Sunday, October 21, 2007
Brethren: Maybe it's because I'm not there anymore. Maybe it's because they have no idea what they're doing. Maybe I still don't think this is a good football team.
But the University has quietly assembled a 7-1 football team, 4-0 in ACC play.
This calls for a classic, dowhatnow?
Brethren (cont'd): Everyone's talking about how crazy this college football season has been, where everyone is getting knocked off, every team in the SEC East but Vandy is tied for first place, and Boston College is #2 in the BCS poll (and only because friggin South Florida lost).
However, no one's really talking about the craziness that is UVa. And honestly, they shouldn't be because like the title mentions, this is not a good football team.
But dammit, they win football games. Five of their seven wins have been by five points or less. I couldn't really tell you any of their strengths because they change every week (except for Chris Long, he's a beast). And like a good Virginia football Pavlovian dog, I don't want to raise my hopes just to have a November collapse destory my faith in humanity.

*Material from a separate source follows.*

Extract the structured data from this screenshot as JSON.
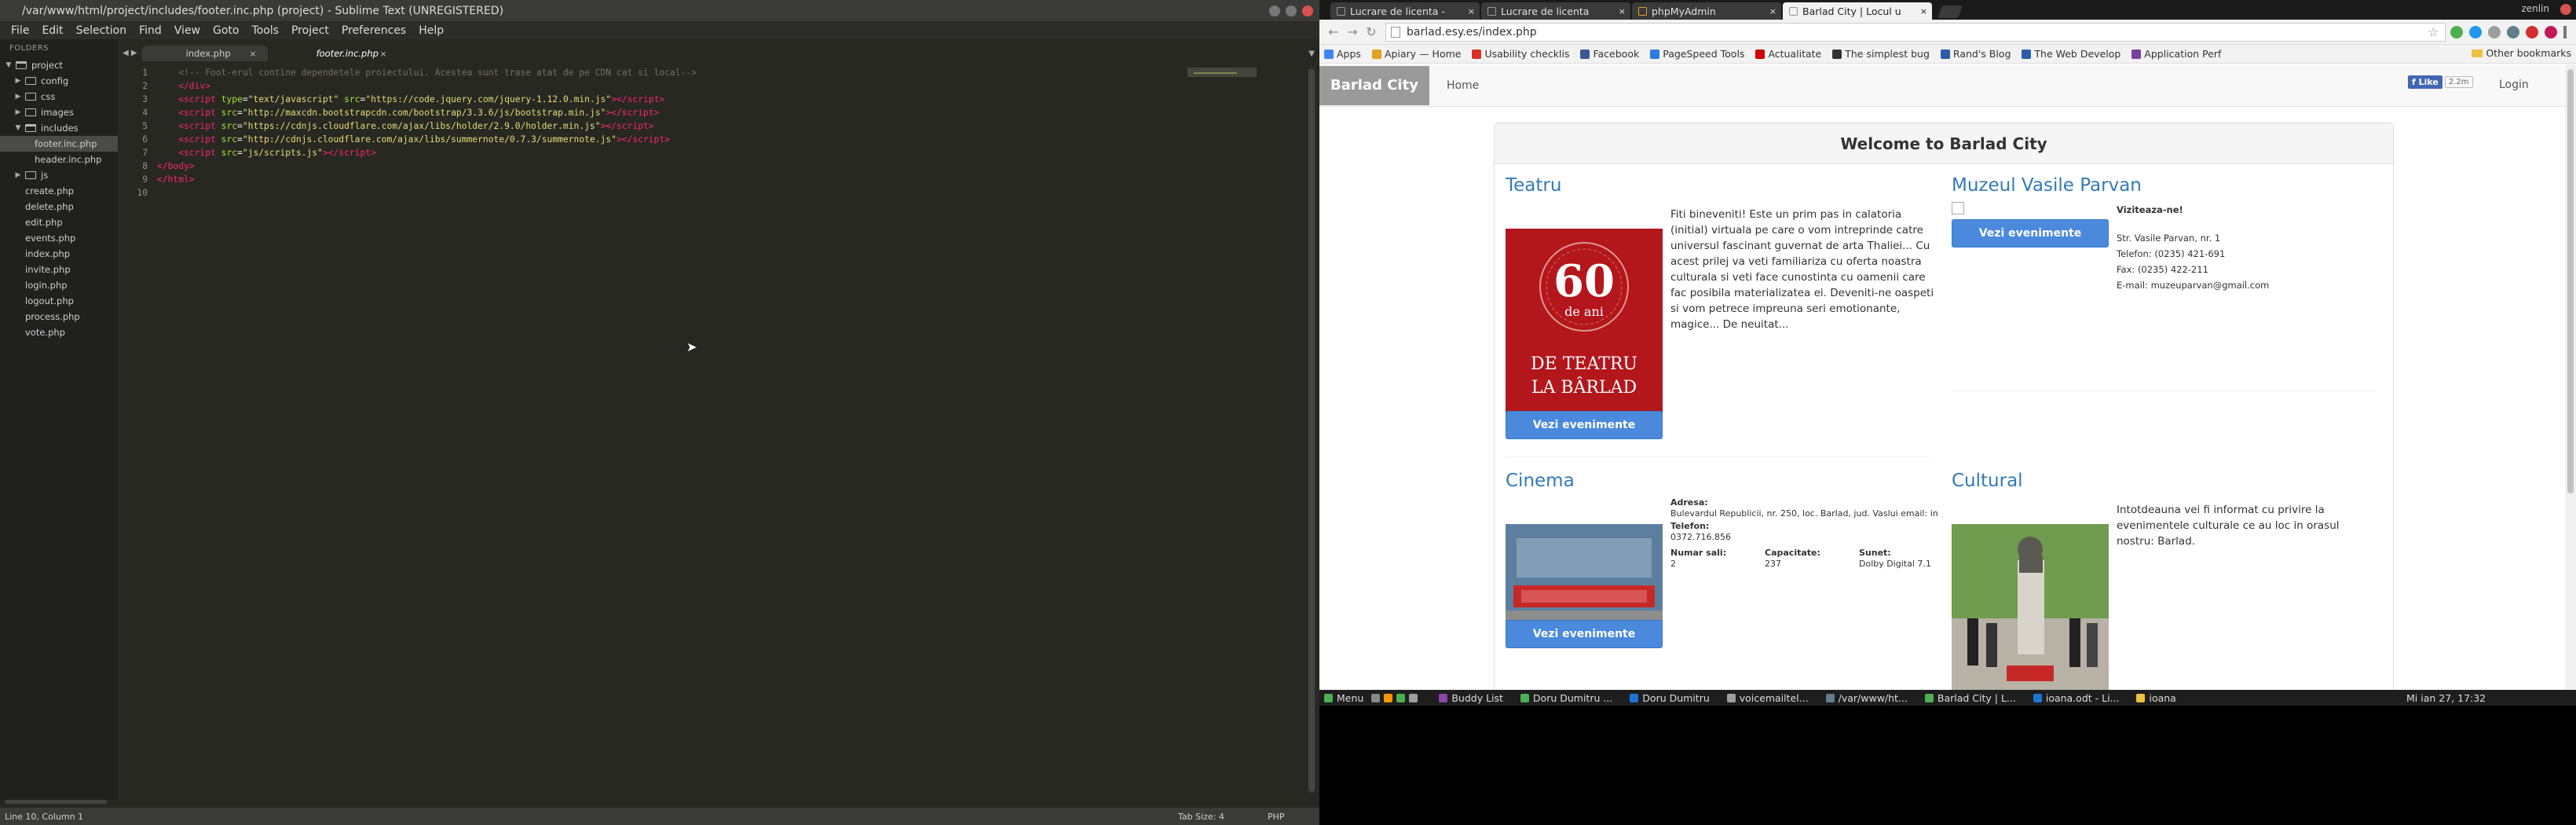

But as I stood in the crowded bar that the Virginia Club of New York had designated as the place to watch the game, and swayed singing the Good Ole Song to celebrate another UVa win, I realized, "Yea, this team might not be good, but in a season of story-toppers, they're quietly putting together a fun season." (It's cool, like J.D., I often think to myself in long-winded, grammatically shaky sentences.)
Virginia football: struggling to be relevant. And yet awesome.
Other tidbits from the game:
- Mikell Simpson, what up? I only knew this guy before the season started because in my third year of college, my rommate J Price and I ran a NCAA team on PS2. We'd play the games whenever one of us had the chance, then do the recruiting season together. Well, about four season deep into the game, coming off back to back national titles for the men of Charlottesville, we had a certain running back who wore the #5 who ran for over 3000 yards in one season. 3000. Mikell Simspson was untsoppable, just like last night.
- Yes, J Price and I were texting about that last night, and were each telling anyone who would listen that story.
- Our QB on that team was a sick 5-star recruit named Eddie Cannon. How awesome is that name for a QB?
- Yes, our win prominently involved a safety. Chris Long will eat your babies as Howie watches and approves.
- Just remember: this is not a good football team. But they win footbal games.